The issue highlights the major misunderstanding in the West over China’s economy. Most people believe it suddenly became “middle-class” after 2008. Its growth has been the motor for the global economy since then. But in reality:
- It is a relatively poor country, with per capita household income averaging just $5252/year
- But the government panicked after 2008 as it worried about social unrest and unemployment
- Since then, it has done $48tn of stimulus spending, as the chart shows
- And so real estate is now a scary 29% of China’s GDP – if it crashes, so does the economy
Much of this money went into property speculation. Capital controls make it difficult for most Chinese to take money out of the country. And the stock market is widely regarded as a casino.
And so as the Bloomberg chart shows, China’s urban property market has been ‘subprime on steroids’ since 2009. As I noted here when President Xi took office in 2013, it had become “normal” for a 30-something office worker on $29k/year to buy a one-bed apartment for $460k:
“China’s urban property market only opened up in 1998. Before then, the state owned everything, and told you where to live. Even today, peasants in the rural areas build their homes on state-owned land. So families have never known a property crash. They are comfortable chasing prices higher because they believe “the government would never allow prices to fall”.
And many people went on to buy several apartments, on “the more the merrier” principle. They didn’t even mind if the apartment never got built. So today, there are at least 30m empty homes:
- Plus, government data shows current housing inventory at 1020m square metres (1220m square yards)
- This is enough to house another 340m people at the official guideline of 30 square metres/person.
But, sadly, every party has to end sometime. And the Zero-Covid policy is not just locking down people and factories. It is also pushing the economy into recession – at a time when Chinese property developers have a lot of loans to repay, as the chart shows.
As noted here in July, confidence is starting to drain away. So now the government is having to rush to fill the gap, as it worries about social unrest if the uncompleted apartments never get built. Last week, state-owned banks had to lend $162bn to developers, to avert the risk of default.
At the same time, the government has a new problem on its hands as the World Cup starts. Everyone in China is watching the matches.

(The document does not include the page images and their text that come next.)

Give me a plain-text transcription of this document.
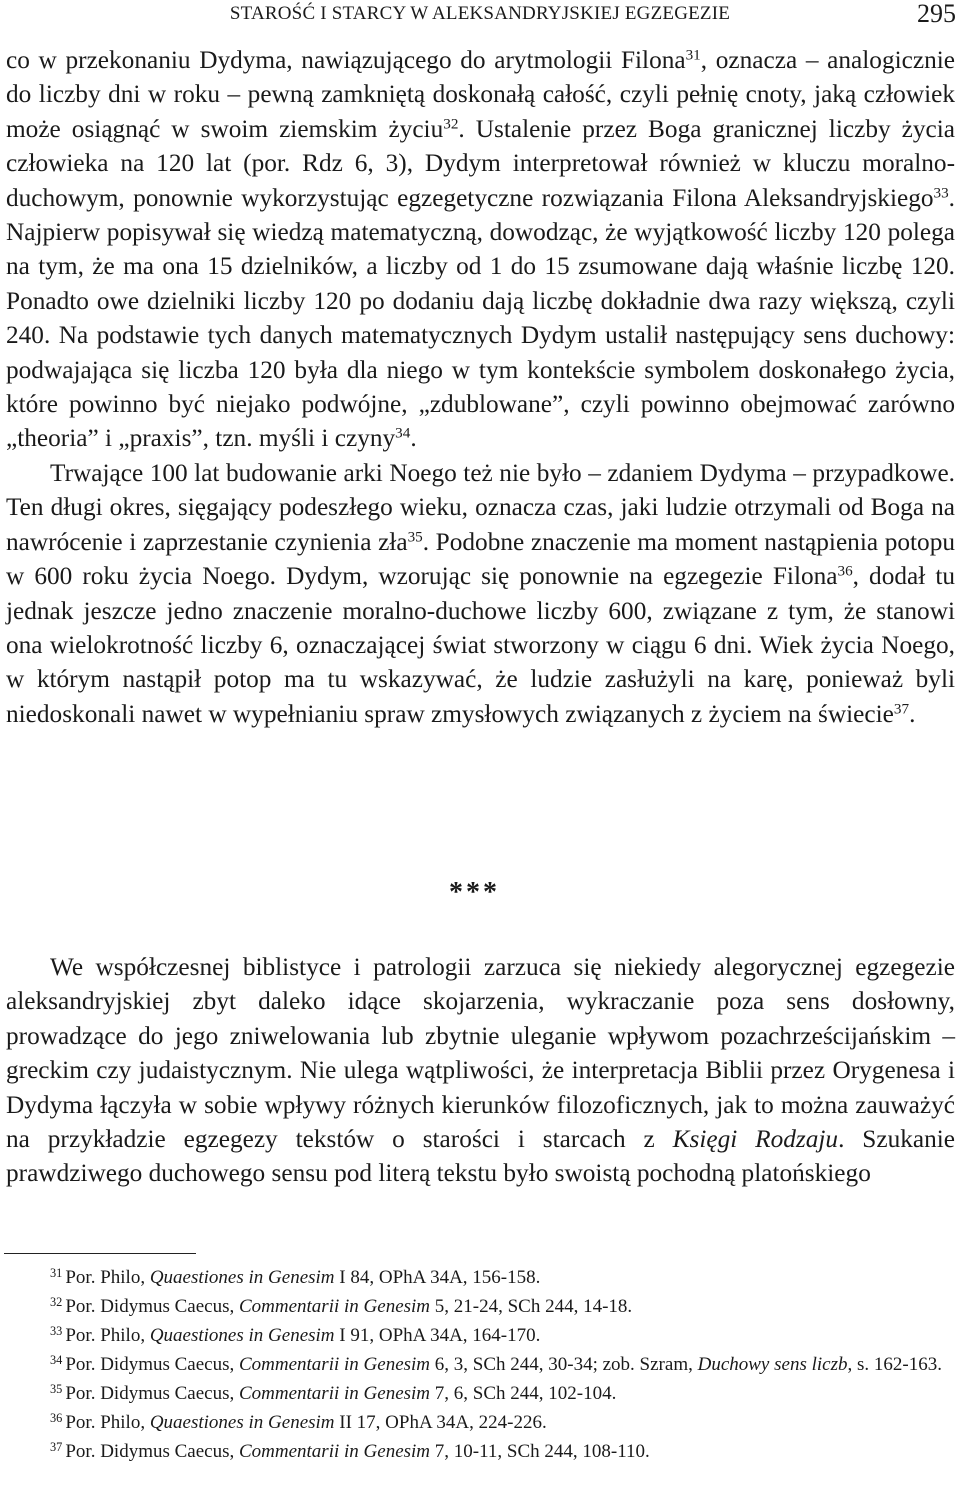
STAROŚĆ I STARCY W ALEKSANDRYJSKIEJ EGZEGEZIE	295

co w przekonaniu Dydyma, nawiązującego do arytmologii Filona$^{31}$, oznacza – analogicznie do liczby dni w roku – pewną zamkniętą doskonałą całość, czyli pełnię cnoty, jaką człowiek może osiągnąć w swoim ziemskim życiu$^{32}$. Ustalenie przez Boga granicznej liczby życia człowieka na 120 lat (por. Rdz 6, 3), Dydym interpretował również w kluczu moralno-duchowym, ponownie wykorzystując egzegetyczne rozwiązania Filona Aleksandryjskiego$^{33}$. Najpierw popisywał się wiedzą matematyczną, dowodząc, że wyjątkowość liczby 120 polega na tym, że ma ona 15 dzielników, a liczby od 1 do 15 zsumowane dają właśnie liczbę 120. Ponadto owe dzielniki liczby 120 po dodaniu dają liczbę dokładnie dwa razy większą, czyli 240. Na podstawie tych danych matematycznych Dydym ustalił następujący sens duchowy: podwajająca się liczba 120 była dla niego w tym kontekście symbolem doskonałego życia, które powinno być niejako podwójne, „zdublowane”, czyli powinno obejmować zarówno „theoria” i „praxis”, tzn. myśli i czyny$^{34}$.

Trwające 100 lat budowanie arki Noego też nie było – zdaniem Dydyma – przypadkowe. Ten długi okres, sięgający podeszłego wieku, oznacza czas, jaki ludzie otrzymali od Boga na nawrócenie i zaprzestanie czynienia zła$^{35}$. Podobne znaczenie ma moment nastąpienia potopu w 600 roku życia Noego. Dydym, wzorując się ponownie na egzegezie Filona$^{36}$, dodał tu jednak jeszcze jedno znaczenie moralno-duchowe liczby 600, związane z tym, że stanowi ona wielokrotność liczby 6, oznaczającej świat stworzony w ciągu 6 dni. Wiek życia Noego, w którym nastąpił potop ma tu wskazywać, że ludzie zasłużyli na karę, ponieważ byli niedoskonali nawet w wypełnianiu spraw zmysłowych związanych z życiem na świecie$^{37}$.

***

We współczesnej biblistyce i patrologii zarzuca się niekiedy alegorycznej egzegezie aleksandryjskiej zbyt daleko idące skojarzenia, wykraczanie poza sens dosłowny, prowadzące do jego zniwelowania lub zbytnie uleganie wpływom pozachrześcijańskim – greckim czy judaistycznym. Nie ulega wątpliwości, że interpretacja Biblii przez Orygenesa i Dydyma łączyła w sobie wpływy różnych kierunków filozoficznych, jak to można zauważyć na przykładzie egzegezy tekstów o starości i starcach z Księgi Rodzaju. Szukanie prawdziwego duchowego sensu pod literą tekstu było swoistą pochodną platońskiego

$^{31}$ Por. Philo, Quaestiones in Genesim I 84, OPhA 34A, 156-158.

$^{32}$ Por. Didymus Caecus, Commentarii in Genesim 5, 21-24, SCh 244, 14-18.

$^{33}$ Por. Philo, Quaestiones in Genesim I 91, OPhA 34A, 164-170.

$^{34}$ Por. Didymus Caecus, Commentarii in Genesim 6, 3, SCh 244, 30-34; zob. Szram, Duchowy sens liczb, s. 162-163.

$^{35}$ Por. Didymus Caecus, Commentarii in Genesim 7, 6, SCh 244, 102-104.

$^{36}$ Por. Philo, Quaestiones in Genesim II 17, OPhA 34A, 224-226.

$^{37}$ Por. Didymus Caecus, Commentarii in Genesim 7, 10-11, SCh 244, 108-110.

And they are all seeing that normal life has resumed outside China:
- People have been protesting in Guangzhou about the new lockdowns as the BBC video shows
- They have also been protesting at Foxconn’s main Apple factory as well
And the problem is unlikely to go away as the Finals run till December 18. That’s a long time for people to ask themselves “Why am I locked down, when the rest of the world is living a normal life again”? And in the background, the real estate bubble is continuing to burst.